Tuesday, October 27, 2009

The lost light



I did it day after day, almost out of habit – finding a ‘friendless’ spot in campus and watching the dusk lazily turning off its own self. Crimson, engulfing the sky, perhaps the sun reaching out its hand in the lone blue eternity sanguine that someone will rescue him from the darkness that was (and is) his fate.

Imagine the end of life, inching unhurriedly on its prey certain that none can escape its claws. And then the darkness, the end starts from right above you head, finding its path towards the golden sun that is giving out last of itself for the day. A dying man, pondering over his life in his last few days tries to carve out a niche for himself believing that the odyssey in after life shall then be much more tranquil and gratifying. Perhaps, ‘Ra’ harbors a similar unction gushing out all its energy in its dying mouthful of air.

And with its golden gloominess it takes away the jovial nature of life, every shade darkening until a perfect, blank black is achieved. Even the green that was till now swaying with every breath of wind, gets silent slowly but surely mourning its loss.

It was not always the perfect seen of loss, sometimes the clouds clouded my line of sight protecting me from the angst. Inconceivable silhouettes they fashion, heartrending over and above amusing, overriding the obscurity and the radiance that is beyond them. But none were as ingenious as human mind that unearths shapes even where there are none.

It was at one such time that I decided not to let the clouds parent me forever. For it was a low lying cloud, I felt that I could rise above it and as such embarked upwards on the hill behind the road that led to Gauchar. Silly mortal as I have always been, chased even the profound contemplation of melancholy. The top was an entirely new world rising above the pallid sea of clouds as if a bliss on itself. Numerous triangular, conical peaks rose all around extending themselves towards the heaven caging the sun beyond them slowly. The golden rays were still warm slowly losing their fleshy grip on the pinnacles of mountains. To look at the sun set from the top was a grief unfelt on the realm below. Perhaps, I had rose to stop it from getting anguished and the disappointment of perdition was so intense that I climbed down even before the sun decided to sink completely in the everlasting ashen sea of clouds.

The ascent of the mountain was my pursuit against time to capture the essence of the alchemy of the golden light. Known was the result, the failure and yet karma remains my solitary providence. For the destiny hung about unfulfilled, my desire to have the shadowy splendor smoldering, I chased the sun into the west.

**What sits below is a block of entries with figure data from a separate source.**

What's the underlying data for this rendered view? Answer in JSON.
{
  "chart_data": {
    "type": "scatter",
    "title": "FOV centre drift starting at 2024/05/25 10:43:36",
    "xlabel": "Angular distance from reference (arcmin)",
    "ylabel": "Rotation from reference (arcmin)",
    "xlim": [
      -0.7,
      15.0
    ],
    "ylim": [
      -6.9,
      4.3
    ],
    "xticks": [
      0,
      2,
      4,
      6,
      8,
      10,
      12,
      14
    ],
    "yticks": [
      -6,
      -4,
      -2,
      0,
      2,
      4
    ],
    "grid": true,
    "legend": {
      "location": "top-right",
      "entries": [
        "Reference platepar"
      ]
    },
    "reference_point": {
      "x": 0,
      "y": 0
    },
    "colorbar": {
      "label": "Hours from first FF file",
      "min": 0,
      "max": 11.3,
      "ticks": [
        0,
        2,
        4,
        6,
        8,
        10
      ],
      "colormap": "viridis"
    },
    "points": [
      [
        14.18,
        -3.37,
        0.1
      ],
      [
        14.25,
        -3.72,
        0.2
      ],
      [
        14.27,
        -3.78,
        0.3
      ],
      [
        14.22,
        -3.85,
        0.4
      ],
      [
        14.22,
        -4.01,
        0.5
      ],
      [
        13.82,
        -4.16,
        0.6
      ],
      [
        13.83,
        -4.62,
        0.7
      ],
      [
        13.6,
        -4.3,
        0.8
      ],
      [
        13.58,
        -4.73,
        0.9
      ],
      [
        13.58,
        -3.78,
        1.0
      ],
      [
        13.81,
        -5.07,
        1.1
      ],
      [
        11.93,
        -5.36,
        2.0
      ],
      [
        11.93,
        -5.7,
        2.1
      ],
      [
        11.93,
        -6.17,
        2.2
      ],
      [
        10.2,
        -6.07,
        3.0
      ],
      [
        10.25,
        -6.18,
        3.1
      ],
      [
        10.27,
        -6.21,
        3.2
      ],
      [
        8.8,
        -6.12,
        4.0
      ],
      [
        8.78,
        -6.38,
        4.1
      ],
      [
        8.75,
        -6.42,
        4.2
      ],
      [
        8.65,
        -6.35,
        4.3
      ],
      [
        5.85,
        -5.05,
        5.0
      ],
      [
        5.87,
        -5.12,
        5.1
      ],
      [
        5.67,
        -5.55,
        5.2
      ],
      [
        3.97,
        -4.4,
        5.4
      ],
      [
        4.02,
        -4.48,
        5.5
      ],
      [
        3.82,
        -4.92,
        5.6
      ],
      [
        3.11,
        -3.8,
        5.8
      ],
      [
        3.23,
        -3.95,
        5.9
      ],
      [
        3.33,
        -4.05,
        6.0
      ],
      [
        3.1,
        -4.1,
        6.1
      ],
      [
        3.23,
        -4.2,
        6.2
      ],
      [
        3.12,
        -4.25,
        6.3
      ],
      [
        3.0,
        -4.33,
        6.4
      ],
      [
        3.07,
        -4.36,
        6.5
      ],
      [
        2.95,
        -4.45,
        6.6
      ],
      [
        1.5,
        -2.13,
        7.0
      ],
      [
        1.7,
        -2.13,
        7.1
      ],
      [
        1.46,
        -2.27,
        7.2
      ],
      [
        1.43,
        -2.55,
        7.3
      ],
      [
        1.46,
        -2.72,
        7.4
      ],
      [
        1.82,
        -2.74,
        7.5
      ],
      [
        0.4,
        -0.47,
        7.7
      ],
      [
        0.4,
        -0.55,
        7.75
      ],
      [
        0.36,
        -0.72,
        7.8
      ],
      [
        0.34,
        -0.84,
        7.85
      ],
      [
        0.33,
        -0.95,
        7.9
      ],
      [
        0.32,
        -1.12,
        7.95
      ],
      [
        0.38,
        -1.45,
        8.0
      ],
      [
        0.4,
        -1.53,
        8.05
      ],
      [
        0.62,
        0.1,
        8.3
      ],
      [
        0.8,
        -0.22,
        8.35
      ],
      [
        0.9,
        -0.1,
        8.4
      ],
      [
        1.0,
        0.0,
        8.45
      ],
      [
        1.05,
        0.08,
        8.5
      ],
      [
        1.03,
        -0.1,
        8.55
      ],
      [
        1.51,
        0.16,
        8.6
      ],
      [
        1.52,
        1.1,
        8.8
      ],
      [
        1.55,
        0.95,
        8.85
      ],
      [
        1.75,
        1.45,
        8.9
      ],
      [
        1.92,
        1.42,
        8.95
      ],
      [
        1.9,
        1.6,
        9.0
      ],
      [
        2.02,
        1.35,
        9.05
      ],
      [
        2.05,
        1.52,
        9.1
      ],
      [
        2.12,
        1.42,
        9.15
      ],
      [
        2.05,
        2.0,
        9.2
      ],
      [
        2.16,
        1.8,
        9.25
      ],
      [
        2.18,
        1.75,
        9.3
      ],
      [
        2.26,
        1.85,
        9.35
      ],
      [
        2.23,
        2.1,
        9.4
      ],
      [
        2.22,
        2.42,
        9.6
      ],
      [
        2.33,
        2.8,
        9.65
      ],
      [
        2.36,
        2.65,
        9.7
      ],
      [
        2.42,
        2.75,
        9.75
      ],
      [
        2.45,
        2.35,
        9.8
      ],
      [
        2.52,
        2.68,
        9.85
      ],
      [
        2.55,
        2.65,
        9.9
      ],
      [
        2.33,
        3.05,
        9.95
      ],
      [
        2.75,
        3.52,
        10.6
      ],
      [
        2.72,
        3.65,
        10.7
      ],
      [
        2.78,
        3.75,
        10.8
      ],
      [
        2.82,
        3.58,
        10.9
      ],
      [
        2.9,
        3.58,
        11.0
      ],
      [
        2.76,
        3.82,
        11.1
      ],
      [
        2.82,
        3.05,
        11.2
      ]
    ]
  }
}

Beyond the spiky bushes and barbed wires rose yet another mountain that veiled the final rays of setting sun. It was a mysterious path that I chose for my journey afar. I rose higher and higher as the sun galloped from over my head in the wake of the hill. The wind blew swiftly at the top, yet the time stood still as an endless succession of mounts lay beyond the one below my feet. The last of blood-red faded away slowly, folding unto itself, bloodier than ever. I sat down exhausted, agonized, to savor the flavor of distressed defeat, as the sun set yonder the seemingly endless sea of the peaks far away from my reach. The death of the sun that day left a lasting inkling on my vision, a gleaming reflection never to leave me even with my eyes closed. I had lost the light, but it was only in that darkness that I found the gospel of the destiny, of the sun’s and of my own.